Este texto mira tres frentes distintos —un sector borrado, un banco que cambió sus condiciones de contratación y una administración educativa que saca la IA del aula— y extrae lo que tienen en común.
Frente uno: un sector borrado en Nairobi
En Kenia, ChatGPT eliminó todo un modelo de negocio: escribir trabajos académicos para estudiantes extranjeros. Miles de kenianos redactaban ensayos y trabajos de curso para universitarios de Estados Unidos y Reino Unido en campos como medicina, informática e ingeniería, a veces usando las credenciales universitarias de sus clientes.
Según los investigadores, en su punto álgido a comienzos de esta década al menos 40.000 personas trabajaban en el sector solo en Nairobi. Teresios Bundi, de 34 años, escribió más de 2.500 textos en doce años y llegó a cobrar entre 40 y 70 dólares por encargo. Tras el lanzamiento de ChatGPT en 2022, los precios y los pedidos se desplomaron.
El desplome no se limitó a un oficio: también se secó otro trabajo en línea del país, como la transcripción, el etiquetado de datos y la moderación de contenidos. El Gobierno keniano había promovido deliberadamente el trabajo digital desde 2016, y cerca del 80 por ciento del empleo en el país es informal.
Lo que queda es la parte más irónica de la historia: los "humanizadores", personas que reescriben el texto de la IA para que supere los controles de plagio. El sector no desapareció: bajó un escalón y se convirtió en limpiar la salida del modelo.

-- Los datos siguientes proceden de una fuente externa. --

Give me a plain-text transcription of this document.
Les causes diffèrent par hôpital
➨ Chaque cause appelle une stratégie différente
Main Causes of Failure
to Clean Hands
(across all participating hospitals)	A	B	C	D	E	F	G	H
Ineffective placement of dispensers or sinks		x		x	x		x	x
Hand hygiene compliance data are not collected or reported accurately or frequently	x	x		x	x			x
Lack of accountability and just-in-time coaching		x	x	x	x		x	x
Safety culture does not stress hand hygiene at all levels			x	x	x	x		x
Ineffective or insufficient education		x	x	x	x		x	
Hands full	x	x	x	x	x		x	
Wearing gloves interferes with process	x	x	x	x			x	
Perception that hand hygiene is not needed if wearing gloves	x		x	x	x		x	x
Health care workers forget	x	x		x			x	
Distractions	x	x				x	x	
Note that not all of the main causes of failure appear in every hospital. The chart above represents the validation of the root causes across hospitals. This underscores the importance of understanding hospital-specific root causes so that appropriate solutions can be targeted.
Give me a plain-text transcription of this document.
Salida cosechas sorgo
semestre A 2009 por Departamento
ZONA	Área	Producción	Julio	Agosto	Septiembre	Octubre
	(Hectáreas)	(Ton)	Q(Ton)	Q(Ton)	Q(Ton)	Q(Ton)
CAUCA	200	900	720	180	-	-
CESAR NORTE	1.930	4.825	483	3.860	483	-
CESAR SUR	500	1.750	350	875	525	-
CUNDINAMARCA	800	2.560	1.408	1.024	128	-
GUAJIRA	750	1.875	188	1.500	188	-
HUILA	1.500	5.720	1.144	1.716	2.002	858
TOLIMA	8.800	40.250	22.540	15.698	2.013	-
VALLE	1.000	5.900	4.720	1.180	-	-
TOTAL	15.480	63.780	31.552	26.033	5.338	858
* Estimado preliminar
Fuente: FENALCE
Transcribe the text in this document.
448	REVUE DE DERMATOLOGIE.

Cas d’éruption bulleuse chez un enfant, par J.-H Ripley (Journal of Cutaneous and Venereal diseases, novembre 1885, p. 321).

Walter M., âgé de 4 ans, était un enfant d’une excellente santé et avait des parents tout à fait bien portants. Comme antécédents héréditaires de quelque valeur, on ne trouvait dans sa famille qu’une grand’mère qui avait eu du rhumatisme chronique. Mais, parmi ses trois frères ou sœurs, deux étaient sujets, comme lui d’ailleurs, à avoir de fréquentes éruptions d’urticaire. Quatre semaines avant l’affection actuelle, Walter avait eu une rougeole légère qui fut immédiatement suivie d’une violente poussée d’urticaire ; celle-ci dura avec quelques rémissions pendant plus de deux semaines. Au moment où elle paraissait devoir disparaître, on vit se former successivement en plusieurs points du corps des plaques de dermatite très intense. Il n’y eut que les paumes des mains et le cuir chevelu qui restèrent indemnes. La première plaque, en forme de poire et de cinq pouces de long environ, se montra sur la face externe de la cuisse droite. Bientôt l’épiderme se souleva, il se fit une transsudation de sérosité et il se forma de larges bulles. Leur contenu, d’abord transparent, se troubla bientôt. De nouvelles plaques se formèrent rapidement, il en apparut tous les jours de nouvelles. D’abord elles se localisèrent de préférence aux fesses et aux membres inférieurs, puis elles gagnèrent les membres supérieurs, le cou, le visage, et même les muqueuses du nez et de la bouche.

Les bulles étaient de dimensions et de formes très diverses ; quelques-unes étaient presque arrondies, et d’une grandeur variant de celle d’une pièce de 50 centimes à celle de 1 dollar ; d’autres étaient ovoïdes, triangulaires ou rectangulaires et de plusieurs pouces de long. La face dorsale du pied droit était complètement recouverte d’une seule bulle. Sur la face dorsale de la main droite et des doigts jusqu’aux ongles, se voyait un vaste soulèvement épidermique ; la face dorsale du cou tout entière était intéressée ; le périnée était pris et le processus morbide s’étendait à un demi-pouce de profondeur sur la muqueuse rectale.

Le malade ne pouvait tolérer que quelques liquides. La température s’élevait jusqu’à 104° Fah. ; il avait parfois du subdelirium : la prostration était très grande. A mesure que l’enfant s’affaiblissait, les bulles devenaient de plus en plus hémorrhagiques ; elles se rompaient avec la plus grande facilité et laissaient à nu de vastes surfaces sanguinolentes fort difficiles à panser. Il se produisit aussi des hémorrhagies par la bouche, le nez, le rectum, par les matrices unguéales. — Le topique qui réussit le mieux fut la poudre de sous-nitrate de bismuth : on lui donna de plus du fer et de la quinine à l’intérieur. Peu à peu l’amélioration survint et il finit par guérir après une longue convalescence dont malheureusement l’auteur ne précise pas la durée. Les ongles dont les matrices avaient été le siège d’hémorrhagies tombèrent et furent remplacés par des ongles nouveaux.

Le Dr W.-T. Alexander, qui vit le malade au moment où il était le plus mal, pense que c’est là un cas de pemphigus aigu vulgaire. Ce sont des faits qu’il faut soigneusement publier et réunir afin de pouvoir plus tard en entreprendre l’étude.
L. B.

¿Qué empleos se van primero?
Desglosemos esos tres criterios, porque determinan el riesgo de un empleo más que su título:
| Criterio | Qué significa | Su equivalente en Nairobi |
|---|---|---|
| Resultado codificable | El resultado se entrega en un único archivo: texto, hoja de cálculo, código | Lo entregado era un archivo con un trabajo |
| Entrega remota | No hay vínculo físico entre donde se hace el trabajo y donde llega | Escrito en Nairobi, leído en Londres |
| Precio por volumen | Se paga por unidades producidas, no por horas ni por responsabilidad | De 40 a 70 dólares por texto |
Si se cumplen los tres, el empleo está donde el modelo compite directamente. Si se cumplen dos, la presión cae sobre el precio pero el trabajo continúa. Si se cumple uno, el efecto suele verse como aceleración y no como sustitución.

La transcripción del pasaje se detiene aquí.